JISCMail - TB-SUPPORT Archives

> The way the LHCb system works is to start up user-mode
> daemons on the WNs which then suck in jobs to run, so they
> may stay there a long time if you let them ... there are 15
> jobs idle at Oxford, they could well be all the monitoring jobs!

Gotcha.

> You seem to have only one queue with no limits on cpu time or
> wallclock time. It's probably more useful to have several
> queues with different limits - even an "infinite" queue
> should probably have some sort of limit. If you put maximum
> job limits on the long queues you limit the hogging from long
> jobs (although with 4 cpus you don't have a lot to play with).

PBS is setup the way the EDG installation guide told me to set it up.  I am
now trying to get a better configuration.  What I would like is:

1) To leave workq as a long queue but with an 8 hour wallclock limit.  Is
this sufficient given that the EDG sites are still in early stages
"development"?

2) Not allow more than two jobs from the same user (since we only have four
worker nodes at the moment), to avoid resource hogging.

3) Have a "test" queue with a CPU time limit of 1 minute, and wallclock
limit of 10 minutes.

4) Allow at any given time up to 10 test queue jobs to execute, regardless
of the number of active "workq" jobs.

5) Allow up to 4 "workq" jobs active at any one time, where 4 would be
updated to be the number of processors available.

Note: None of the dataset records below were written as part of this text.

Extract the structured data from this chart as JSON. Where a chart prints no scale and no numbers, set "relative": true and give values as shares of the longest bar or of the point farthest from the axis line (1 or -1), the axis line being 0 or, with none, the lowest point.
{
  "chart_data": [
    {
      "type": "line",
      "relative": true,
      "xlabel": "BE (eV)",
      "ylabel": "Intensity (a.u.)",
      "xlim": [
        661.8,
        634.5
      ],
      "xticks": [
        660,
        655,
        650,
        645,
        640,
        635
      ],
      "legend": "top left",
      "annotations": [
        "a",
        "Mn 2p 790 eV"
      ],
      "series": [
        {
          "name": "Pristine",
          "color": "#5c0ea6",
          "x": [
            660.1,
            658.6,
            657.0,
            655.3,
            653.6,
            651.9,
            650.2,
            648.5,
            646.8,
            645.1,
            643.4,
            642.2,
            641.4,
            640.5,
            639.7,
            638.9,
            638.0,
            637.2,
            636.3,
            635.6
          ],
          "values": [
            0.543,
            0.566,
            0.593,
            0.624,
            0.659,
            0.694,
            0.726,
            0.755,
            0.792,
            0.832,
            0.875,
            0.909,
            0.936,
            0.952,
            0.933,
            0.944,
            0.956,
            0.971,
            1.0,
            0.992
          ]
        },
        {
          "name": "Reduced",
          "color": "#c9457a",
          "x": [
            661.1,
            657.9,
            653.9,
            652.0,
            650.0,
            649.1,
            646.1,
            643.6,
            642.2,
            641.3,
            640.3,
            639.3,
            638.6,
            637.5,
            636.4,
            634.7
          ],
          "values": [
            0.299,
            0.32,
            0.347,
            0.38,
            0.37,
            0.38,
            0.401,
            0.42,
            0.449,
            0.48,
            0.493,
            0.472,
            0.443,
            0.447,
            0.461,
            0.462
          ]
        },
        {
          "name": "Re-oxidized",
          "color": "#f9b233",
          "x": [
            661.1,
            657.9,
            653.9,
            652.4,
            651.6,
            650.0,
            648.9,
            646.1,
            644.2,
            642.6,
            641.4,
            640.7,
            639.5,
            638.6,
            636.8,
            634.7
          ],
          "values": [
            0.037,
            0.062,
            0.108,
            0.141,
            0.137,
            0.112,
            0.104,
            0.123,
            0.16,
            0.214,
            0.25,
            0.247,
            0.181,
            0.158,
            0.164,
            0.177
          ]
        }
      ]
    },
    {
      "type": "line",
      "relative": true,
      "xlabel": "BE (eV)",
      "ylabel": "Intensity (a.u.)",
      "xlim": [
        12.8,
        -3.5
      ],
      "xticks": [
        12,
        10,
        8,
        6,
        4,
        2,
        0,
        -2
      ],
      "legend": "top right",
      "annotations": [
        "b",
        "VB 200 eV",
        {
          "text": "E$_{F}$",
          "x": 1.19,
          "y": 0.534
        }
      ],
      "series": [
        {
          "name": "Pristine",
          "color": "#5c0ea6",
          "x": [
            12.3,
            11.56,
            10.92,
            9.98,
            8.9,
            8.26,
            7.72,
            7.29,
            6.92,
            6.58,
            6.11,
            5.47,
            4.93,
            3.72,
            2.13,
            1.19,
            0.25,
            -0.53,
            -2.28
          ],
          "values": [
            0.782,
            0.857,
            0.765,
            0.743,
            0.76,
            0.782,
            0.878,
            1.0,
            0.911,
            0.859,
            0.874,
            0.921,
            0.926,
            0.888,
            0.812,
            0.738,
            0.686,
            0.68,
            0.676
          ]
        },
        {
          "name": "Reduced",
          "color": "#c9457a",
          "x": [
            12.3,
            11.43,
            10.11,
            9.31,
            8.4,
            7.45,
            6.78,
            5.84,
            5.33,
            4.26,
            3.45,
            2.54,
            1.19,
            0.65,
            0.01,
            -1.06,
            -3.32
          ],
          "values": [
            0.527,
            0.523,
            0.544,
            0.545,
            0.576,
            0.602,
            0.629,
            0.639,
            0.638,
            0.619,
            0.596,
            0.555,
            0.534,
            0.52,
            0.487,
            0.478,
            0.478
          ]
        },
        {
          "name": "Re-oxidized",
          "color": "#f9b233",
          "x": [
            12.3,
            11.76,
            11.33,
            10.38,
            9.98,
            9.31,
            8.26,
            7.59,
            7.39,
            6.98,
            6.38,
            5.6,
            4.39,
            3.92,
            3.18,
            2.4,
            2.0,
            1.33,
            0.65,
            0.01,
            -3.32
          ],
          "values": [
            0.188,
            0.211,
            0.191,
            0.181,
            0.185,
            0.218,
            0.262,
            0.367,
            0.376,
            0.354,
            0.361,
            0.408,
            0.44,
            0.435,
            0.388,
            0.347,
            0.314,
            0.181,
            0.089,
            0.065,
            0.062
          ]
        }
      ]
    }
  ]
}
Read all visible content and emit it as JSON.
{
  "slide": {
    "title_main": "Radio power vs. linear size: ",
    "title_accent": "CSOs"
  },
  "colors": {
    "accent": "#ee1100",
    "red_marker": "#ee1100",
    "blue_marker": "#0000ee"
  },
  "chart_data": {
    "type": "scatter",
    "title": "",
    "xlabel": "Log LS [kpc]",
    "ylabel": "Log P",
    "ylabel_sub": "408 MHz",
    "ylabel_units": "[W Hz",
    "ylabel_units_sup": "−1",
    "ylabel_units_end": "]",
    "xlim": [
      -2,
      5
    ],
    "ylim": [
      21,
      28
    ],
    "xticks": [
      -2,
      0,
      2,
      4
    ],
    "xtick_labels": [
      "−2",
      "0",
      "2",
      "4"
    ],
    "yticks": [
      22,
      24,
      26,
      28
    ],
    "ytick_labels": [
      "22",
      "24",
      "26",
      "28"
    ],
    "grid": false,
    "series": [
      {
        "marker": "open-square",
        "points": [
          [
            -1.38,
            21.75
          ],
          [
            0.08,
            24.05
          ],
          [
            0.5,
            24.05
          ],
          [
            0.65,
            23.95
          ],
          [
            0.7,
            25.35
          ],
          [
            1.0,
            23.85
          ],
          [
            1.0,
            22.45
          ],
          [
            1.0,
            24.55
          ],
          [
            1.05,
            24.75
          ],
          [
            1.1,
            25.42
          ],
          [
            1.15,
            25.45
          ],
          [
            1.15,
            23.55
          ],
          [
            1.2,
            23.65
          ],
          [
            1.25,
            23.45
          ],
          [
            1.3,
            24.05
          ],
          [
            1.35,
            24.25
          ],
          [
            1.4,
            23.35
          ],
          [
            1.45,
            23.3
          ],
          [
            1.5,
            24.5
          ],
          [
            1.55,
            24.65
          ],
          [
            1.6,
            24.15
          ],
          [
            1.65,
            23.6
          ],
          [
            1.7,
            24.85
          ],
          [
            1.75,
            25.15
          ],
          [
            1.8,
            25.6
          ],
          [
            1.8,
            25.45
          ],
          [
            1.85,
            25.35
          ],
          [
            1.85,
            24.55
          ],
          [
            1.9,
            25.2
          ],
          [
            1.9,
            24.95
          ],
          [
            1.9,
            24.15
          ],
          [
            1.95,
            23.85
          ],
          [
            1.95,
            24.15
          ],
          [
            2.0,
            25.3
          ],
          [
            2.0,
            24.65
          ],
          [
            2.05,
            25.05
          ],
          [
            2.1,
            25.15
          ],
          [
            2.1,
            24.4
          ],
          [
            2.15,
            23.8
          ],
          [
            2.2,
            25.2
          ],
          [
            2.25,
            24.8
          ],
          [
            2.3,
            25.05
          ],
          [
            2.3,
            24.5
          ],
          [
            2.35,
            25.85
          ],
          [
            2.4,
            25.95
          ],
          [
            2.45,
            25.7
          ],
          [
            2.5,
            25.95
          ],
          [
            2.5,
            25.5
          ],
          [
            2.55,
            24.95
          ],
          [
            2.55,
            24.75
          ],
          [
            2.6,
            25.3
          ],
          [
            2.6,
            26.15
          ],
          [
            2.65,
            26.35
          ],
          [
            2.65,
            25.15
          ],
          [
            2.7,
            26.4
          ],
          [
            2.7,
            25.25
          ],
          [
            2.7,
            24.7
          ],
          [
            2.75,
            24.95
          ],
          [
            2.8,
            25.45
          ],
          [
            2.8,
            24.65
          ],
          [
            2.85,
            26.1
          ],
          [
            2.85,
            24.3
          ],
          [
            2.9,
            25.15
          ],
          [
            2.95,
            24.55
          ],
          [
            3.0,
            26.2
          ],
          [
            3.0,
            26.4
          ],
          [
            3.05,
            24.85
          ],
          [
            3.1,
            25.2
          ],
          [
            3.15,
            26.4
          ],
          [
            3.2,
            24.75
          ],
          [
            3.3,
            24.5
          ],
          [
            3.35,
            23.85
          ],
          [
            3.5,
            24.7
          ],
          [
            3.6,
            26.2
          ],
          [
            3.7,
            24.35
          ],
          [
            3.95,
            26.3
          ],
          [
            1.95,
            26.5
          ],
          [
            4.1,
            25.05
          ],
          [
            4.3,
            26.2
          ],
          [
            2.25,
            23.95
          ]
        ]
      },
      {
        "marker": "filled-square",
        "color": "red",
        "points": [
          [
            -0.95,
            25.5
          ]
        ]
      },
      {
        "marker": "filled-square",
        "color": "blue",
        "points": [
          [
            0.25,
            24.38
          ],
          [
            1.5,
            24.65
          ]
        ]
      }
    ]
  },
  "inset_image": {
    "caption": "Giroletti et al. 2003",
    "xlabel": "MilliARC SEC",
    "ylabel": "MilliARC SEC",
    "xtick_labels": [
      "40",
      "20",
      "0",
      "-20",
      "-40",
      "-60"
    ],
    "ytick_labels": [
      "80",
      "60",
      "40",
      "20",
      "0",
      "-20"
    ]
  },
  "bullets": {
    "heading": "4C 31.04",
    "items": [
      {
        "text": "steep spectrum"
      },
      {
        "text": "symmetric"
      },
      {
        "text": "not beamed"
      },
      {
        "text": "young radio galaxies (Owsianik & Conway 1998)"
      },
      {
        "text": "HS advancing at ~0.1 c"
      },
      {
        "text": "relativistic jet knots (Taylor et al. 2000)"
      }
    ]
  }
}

The idea being that "test" queue jobs would have a very high chance of
executing right away, and could be used for monitoring purposes.  These
would be allowed to execute concurrently (on the same worker node) as the
long "workq" jobs.  "workq" jobs would be limited to one active job per
available worker node.

Now, is there any kind soul who will give an outline of the qmgr PBS
commands to set that environment up?

I am confused as to why the worker nodes show 1.0 load continuously for
several days, PBS reports that the jobs were submitted on Monday or Tuesday,
and yet qstat says they have only consumed 30 minutes (or even 30 hours...)
of CPU time.

Finally, what is the best way to get rid of these LHCb production jobs which
are probably going to stay there forever?

Cheers,

Ian.